Creating a Dataset#

This section covers how to create a dataset in QCArchive and add entries to it. With minor changes this is also how you add entries to an existing dataset, so both are covered here.

The steps are straightforward
  1. Create the dataset in QCArchive

  2. Get one or more molecules into SEAMM

  3. Upload them to the dataset

This flowchart is a very simple example of doing this.

Creating a QCArchive dataset

Flowchart to create a QCArchive dataset#

The steps are
  1. Set up a parameter to get the SMILES string

  2. Create the dataset in QCArchive if it doesn’t exist

  3. Create the structure from SMILES

  4. Quickly optimize the structure with a forcefield to make it reasonable

  5. Add the structure to QCArchive as an entry in the dataset

  6. List the entries in the dataset to check that it worked

Obviously this a toy example. In reality you would want to impoprt a number of structures, probably from files, using a loop. But this simple flowchart captures the essence of the problem.

The first QCArchive step is set up like this

Options for creating a QCArchive dataset

Options for creating a QCArchive dataset#

Hopfully this is straightforward and easy to understand. The interesting option is the last, saying that it is OK if the dataset exists. The first time we run this it will create the singlepoint dataset paul_test1 in QCArchive. Subsequently, it won’t do anything becasue the dataset exists, so we can run this flowchart a number of times to add several molecules.

The next couple of steps in the flowchart creates the structure from the SMILES string that the initial Parameter step captured, and then optimizes it with a forcefield in order to clean the structure.

The second QCArchive set adds the structure to the dataset

QCArchive step edit options dialog

Add the structure to the QCArchive dataset#

If all goes according to plane, the last QCArchive step will list the entries in the dataset so that we can check that the new structure has been added.

Options dialog for listing entries

Options for listing the entries in the dataset#

The output from running the flowchart is:

Running the flowchart
---------------------
Step 0: Start  2023.4.8

Step 1: Parameters  2023.1.23
    The following variables have been set from command-line arguments,
    environment variables, a configuration file, (.ini), or a default value, in
    that order.

    +------------+----------+-------------+-----------------------------+
    | Variable   | Value    | Set From    | Description                 |
    +============+==========+=============+=============================+
    | SMILES     | c1ccccc1 | commandline | The SMILES for the molecule |
    +------------+----------+-------------+-----------------------------+

Step 2: QCArchive  2023.3.28
    Will create a new singlepoint  dataset paul_test1 in the QCArchive
    Validation Project Server.

    Created singlepoint dataset paul_test1.

Step 3: from SMILES  2021.10.13
    Create the structure from the SMILES 'c1ccccc1', overwriting the current
    configuration.

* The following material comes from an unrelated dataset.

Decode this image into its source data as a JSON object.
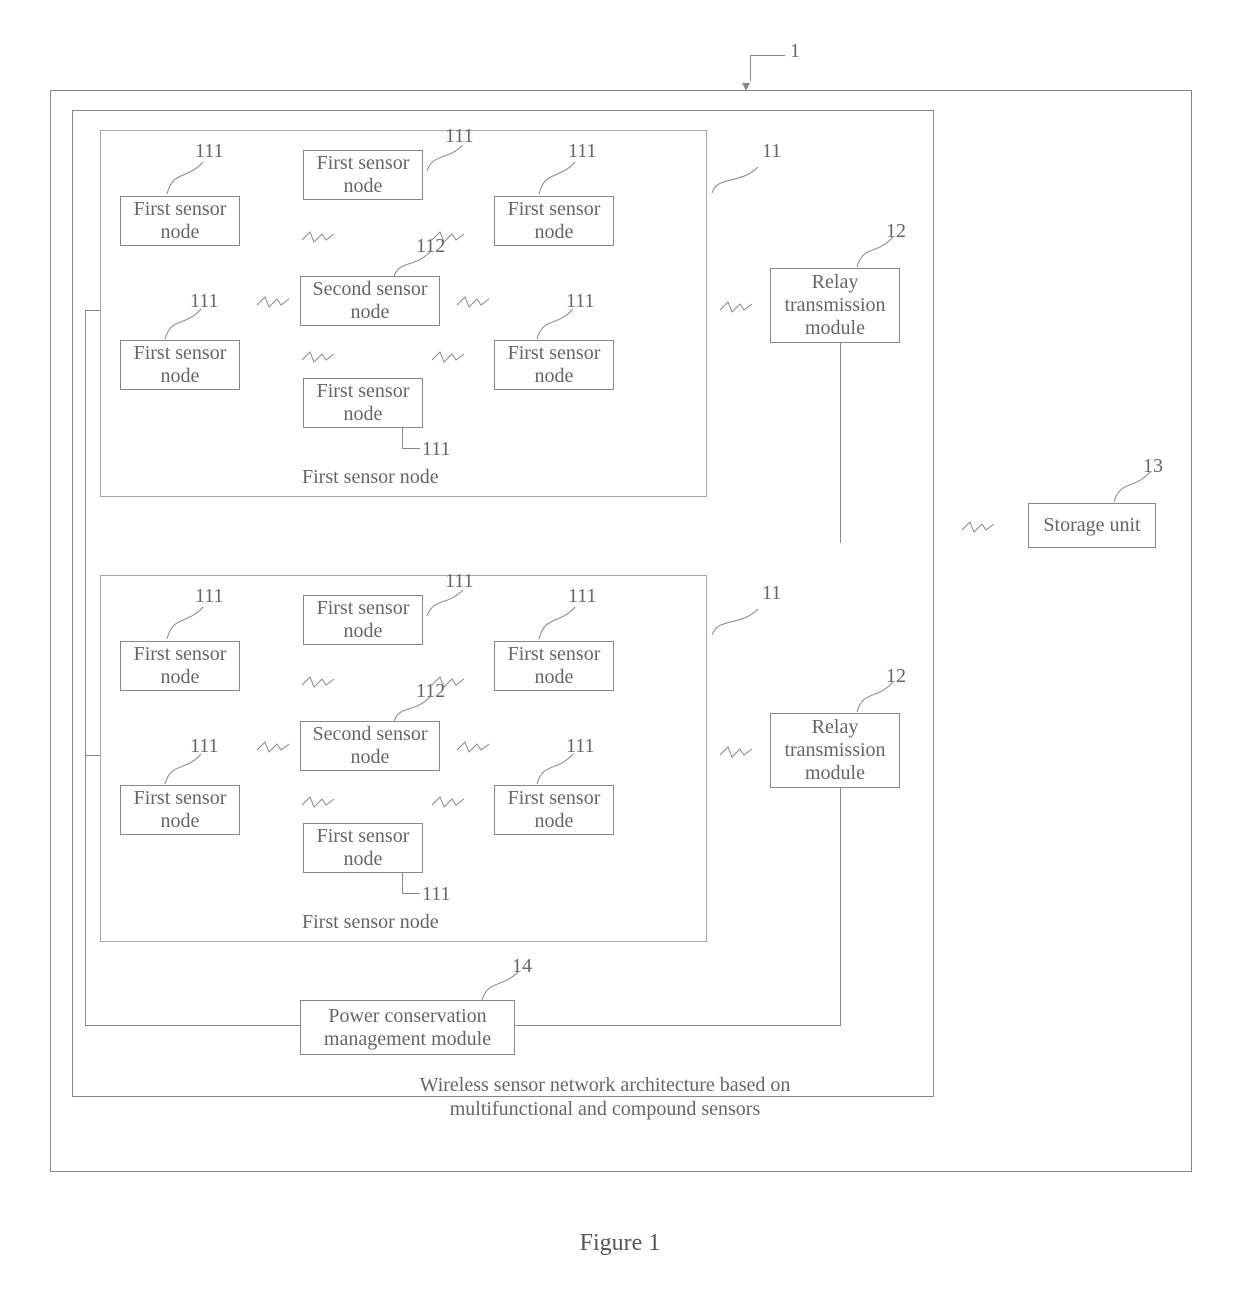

The name of the system will be the canonical SMILES of the
    structure. The name of the configuration will be initial.

    Created a molecular structure with 12 atoms.
           System name = c1ccccc1
    Configuration name = initial

Step 4: QuickMin  2023.1.14
    Minimizing the structure with the best available forcefield, with a maximum
    of 1000 steps. The optimized structure will be put in a new configuration
    with 'optimized with ' as its name.

    The minimization converged in 74 steps to 17.872 kJ/mol. The final structure was
    saved in the new configuration named 'optimized with GAFF'.

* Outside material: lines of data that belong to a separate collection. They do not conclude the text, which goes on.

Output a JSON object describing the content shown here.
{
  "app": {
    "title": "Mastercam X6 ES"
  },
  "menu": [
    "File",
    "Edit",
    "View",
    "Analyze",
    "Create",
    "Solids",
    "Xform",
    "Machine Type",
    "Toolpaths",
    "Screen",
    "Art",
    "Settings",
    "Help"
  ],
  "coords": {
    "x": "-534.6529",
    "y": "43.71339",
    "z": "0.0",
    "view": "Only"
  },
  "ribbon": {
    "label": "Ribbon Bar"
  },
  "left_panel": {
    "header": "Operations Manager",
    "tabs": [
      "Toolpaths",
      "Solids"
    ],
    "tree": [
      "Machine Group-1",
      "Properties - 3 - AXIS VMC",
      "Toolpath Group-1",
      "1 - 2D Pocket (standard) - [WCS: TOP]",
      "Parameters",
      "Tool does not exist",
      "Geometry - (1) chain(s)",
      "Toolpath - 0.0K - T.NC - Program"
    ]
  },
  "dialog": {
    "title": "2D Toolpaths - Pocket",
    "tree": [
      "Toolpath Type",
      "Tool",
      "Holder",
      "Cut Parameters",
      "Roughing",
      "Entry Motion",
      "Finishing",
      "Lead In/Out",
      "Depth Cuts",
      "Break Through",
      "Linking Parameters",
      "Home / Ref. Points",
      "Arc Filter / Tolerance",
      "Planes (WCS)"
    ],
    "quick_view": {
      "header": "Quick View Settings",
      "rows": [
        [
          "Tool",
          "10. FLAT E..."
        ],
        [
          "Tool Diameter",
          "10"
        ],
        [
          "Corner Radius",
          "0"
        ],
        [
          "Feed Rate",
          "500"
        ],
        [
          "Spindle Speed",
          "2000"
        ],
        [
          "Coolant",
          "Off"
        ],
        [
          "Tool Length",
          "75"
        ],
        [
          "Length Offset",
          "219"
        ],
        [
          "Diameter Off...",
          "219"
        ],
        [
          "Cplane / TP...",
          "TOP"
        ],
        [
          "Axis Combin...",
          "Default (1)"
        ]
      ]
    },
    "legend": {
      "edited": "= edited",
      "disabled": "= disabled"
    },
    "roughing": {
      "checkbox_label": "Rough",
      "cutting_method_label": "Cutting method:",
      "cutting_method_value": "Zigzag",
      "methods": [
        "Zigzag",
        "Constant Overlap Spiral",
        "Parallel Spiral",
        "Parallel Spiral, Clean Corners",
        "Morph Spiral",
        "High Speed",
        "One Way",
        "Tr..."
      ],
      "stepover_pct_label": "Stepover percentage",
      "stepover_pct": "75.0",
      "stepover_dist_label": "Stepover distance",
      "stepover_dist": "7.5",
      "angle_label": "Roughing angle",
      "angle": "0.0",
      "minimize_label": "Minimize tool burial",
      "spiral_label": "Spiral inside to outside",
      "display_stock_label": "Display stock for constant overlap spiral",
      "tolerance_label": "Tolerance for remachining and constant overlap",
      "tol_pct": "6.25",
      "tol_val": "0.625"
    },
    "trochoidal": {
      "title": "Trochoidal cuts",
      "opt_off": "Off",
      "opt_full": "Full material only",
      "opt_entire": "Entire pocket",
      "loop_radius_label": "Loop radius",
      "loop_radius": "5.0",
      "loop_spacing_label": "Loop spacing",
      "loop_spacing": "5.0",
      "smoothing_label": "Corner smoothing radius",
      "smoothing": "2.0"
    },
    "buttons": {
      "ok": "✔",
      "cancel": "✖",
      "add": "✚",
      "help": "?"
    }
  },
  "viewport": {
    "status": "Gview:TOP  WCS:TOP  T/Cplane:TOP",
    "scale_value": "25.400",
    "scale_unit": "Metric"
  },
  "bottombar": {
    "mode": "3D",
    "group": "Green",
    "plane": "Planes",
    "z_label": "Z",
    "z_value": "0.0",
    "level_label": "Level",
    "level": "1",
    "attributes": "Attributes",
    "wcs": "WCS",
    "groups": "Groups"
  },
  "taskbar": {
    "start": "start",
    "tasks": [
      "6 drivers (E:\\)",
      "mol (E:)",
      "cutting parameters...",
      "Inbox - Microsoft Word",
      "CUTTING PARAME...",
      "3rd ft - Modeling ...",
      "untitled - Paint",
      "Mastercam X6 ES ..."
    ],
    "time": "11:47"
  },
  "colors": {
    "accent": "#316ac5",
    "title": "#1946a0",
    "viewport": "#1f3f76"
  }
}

Step 5: QCArchive  2023.3.28
    Will add the current configuration to the singlepoint dataset paul_test1 in
    the QCArchive Validation Project Server.

    Added c1ccccc1/optimized with GAFF to the dataset.

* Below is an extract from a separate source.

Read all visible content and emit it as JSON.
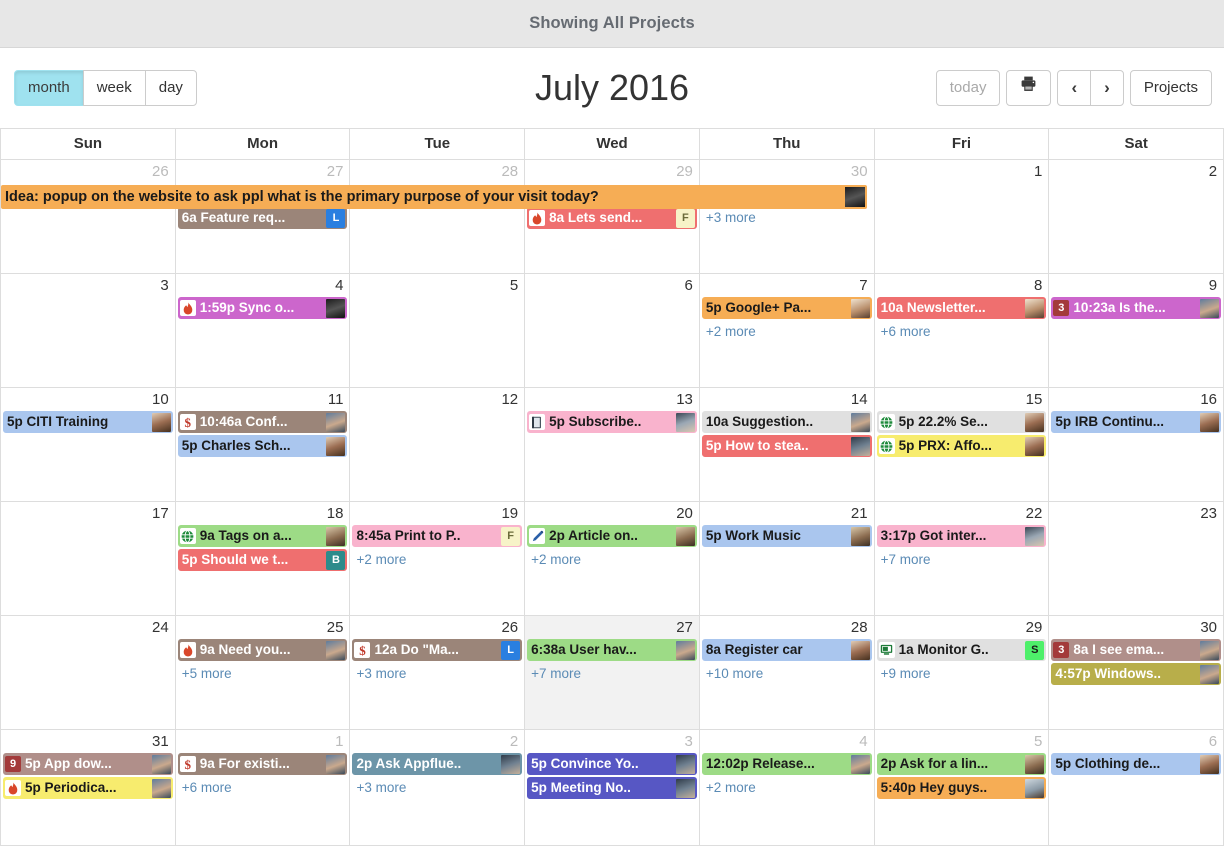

Step 6: QCArchive  2023.3.28
    Will list the entries in the singlepoint dataset paul_test1 in the QCArchive
    Validation Project Server.

    There are 1 entries in the singlepoint dataset paul_test1:
        c1ccccc1/optimized with GAFF

That looks good! The last couple lines let us know that we added an entry for benzene to the dataset. If we run again with toluene as the molecule the last part looks like this:

There are 2 entries in the singlepoint dataset paul_test1:
    Oc1ccccc1/optimized with GAFF
    c1ccccc1/optimized with GAFF

which is correct: the dataset now has two entries, benzene and toluene.